Case Name: Jennifer Gomez, an Infant, by Her Mother and Natural Guardian, Diana Cruz, et al., Respondents, v. City of New York, Appellant
Court: New York Supreme Court, Appellate Division
Jurisdiction: New York
Decision Date: 1998-04-13
Citations: 249 A.D.2d 362
Docket Number: 
Parties: Jennifer Gomez, an Infant, by Her Mother and Natural Guardian, Diana Cruz, et al., Respondents, v City of New York, Appellant.
Judges: 
Reporter: Appellate Division Reports
Volume: 249
Pages: 362–363

Head Matter:
Jennifer Gomez, an Infant, by Her Mother and Natural Guardian, Diana Cruz, et al., Respondents, v City of New York, Appellant.
[671 NYS2d 108]

Opinion:
—In an action to recover damages for personal injuries, etc., the defendant appeals from an order of the Supreme Court, Kings County (Bruno, J.), dated April 16, 1997, which denied its motion for summary judgment dismissing the complaint.
Ordered that the order is reversed, on the law, with costs, the motion is granted, and the complaint is dismissed.
The infant plaintiff, who resided with her mother and siblings in an apartment owned by the defendant, City of New York, was attempting to retrieve a toothbrush which had fallen into the bathtub when she fell into the tub. The tub contained three or four inches of excessively hot water, and the infant plaintiff allegedly sustained a burn to her left shoulder. The plaintiffs allege that the hot water recurrently accumulated in the bathtub because of plumbing defects which included a malfunction of the drain mechanism and the continuous, unstoppable leaking of hot water from the bathtub faucet.
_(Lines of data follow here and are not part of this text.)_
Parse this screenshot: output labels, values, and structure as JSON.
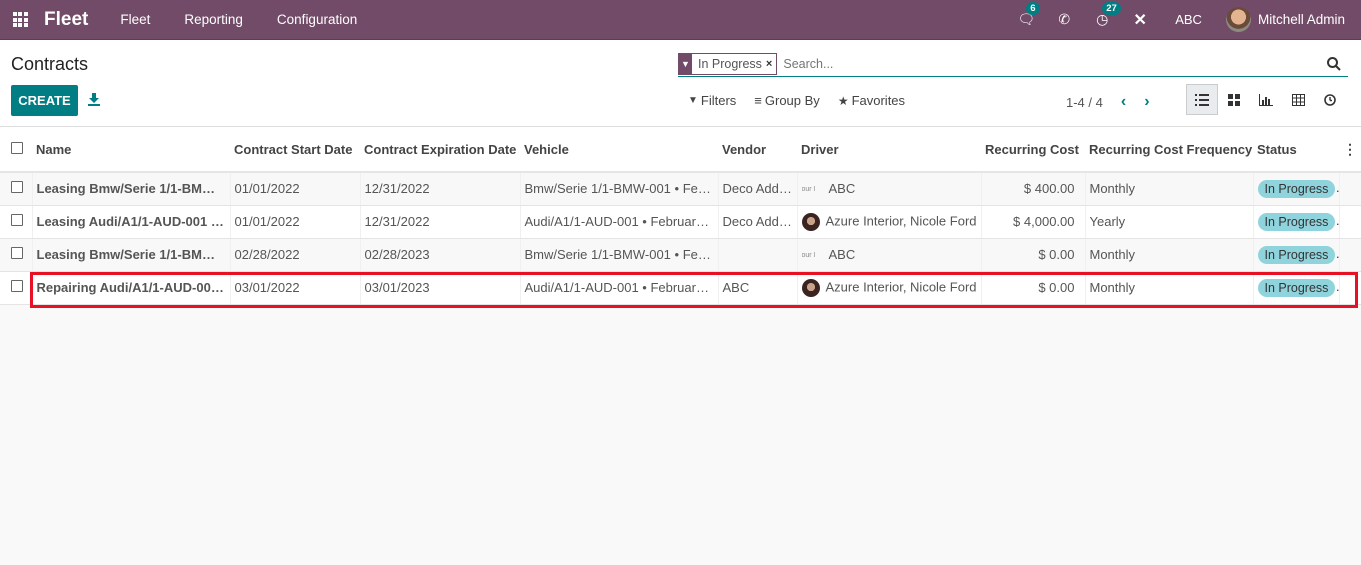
{
  "navbar": {
    "app_name": "Fleet",
    "menu": [
      "Fleet",
      "Reporting",
      "Configuration"
    ],
    "messages_badge": "6",
    "activities_badge": "27",
    "company": "ABC",
    "user": "Mitchell Admin"
  },
  "control_panel": {
    "title": "Contracts",
    "create_label": "CREATE",
    "facet": "In Progress",
    "search_placeholder": "Search...",
    "filters_label": "Filters",
    "groupby_label": "Group By",
    "favorites_label": "Favorites",
    "pager": "1-4 / 4"
  },
  "table": {
    "columns": [
      "Name",
      "Contract Start Date",
      "Contract Expiration Date",
      "Vehicle",
      "Vendor",
      "Driver",
      "Recurring Cost",
      "Recurring Cost Frequency",
      "Status"
    ],
    "rows": [
      {
        "name": "Leasing Bmw/Serie 1/1-BMW-...",
        "start": "01/01/2022",
        "end": "12/31/2022",
        "vehicle": "Bmw/Serie 1/1-BMW-001 • Feb...",
        "vendor": "Deco Addi...",
        "driver": "ABC",
        "driver_avatar": "logo",
        "cost": "$ 400.00",
        "freq": "Monthly",
        "status": "In Progress"
      },
      {
        "name": "Leasing Audi/A1/1-AUD-001 • ...",
        "start": "01/01/2022",
        "end": "12/31/2022",
        "vehicle": "Audi/A1/1-AUD-001 • February ...",
        "vendor": "Deco Addi...",
        "driver": "Azure Interior, Nicole Ford",
        "driver_avatar": "photo",
        "cost": "$ 4,000.00",
        "freq": "Yearly",
        "status": "In Progress"
      },
      {
        "name": "Leasing Bmw/Serie 1/1-BMW-...",
        "start": "02/28/2022",
        "end": "02/28/2023",
        "vehicle": "Bmw/Serie 1/1-BMW-001 • Feb...",
        "vendor": "",
        "driver": "ABC",
        "driver_avatar": "logo",
        "cost": "$ 0.00",
        "freq": "Monthly",
        "status": "In Progress"
      },
      {
        "name": "Repairing Audi/A1/1-AUD-001 ...",
        "start": "03/01/2022",
        "end": "03/01/2023",
        "vehicle": "Audi/A1/1-AUD-001 • February ...",
        "vendor": "ABC",
        "driver": "Azure Interior, Nicole Ford",
        "driver_avatar": "photo",
        "cost": "$ 0.00",
        "freq": "Monthly",
        "status": "In Progress"
      }
    ]
  },
  "colors": {
    "brand": "#714b67",
    "accent": "#017e84",
    "highlight": "#e81123",
    "status_pill": "#8fd3dd"
  }
}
Although questions concerning what is foreseeable are generally for the fact-finder to resolve, there are certain instances where only one conclusion may be drawn from the established facts, and where the question of proximate cause may be decided as a matter of law. Those cases generally involve independent, intervening acts which operate upon, but do not flow from, the original negligence (see, Derdiarian v Felix Contr. Corp., 51 NY2d 308).
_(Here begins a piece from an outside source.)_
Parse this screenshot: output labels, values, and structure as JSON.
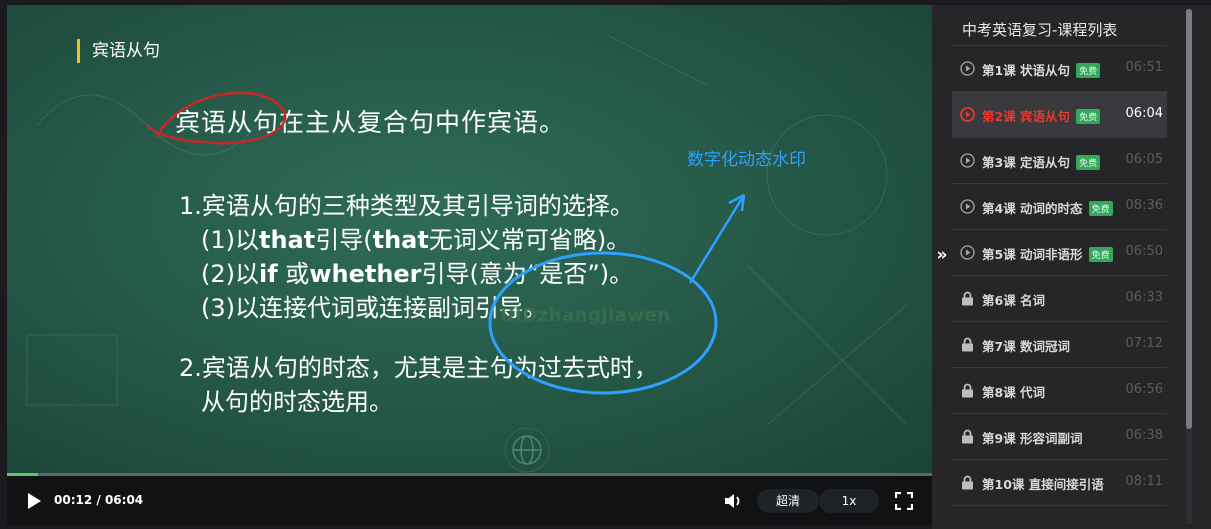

It is clear that in the present case the allegedly defective plumbing of the bathtub was not a proximate cause of the accident. The hot water created the specific injuries for which damages were sought, and determined the gravity of the consequences resulting from the accident, but did not cause the intervening act which was not foreseeable (see, Rivera v City of New York, 11 NY2d 856). Mangano, P. J., Miller, Pizzuto and Krausman, JJ., concur.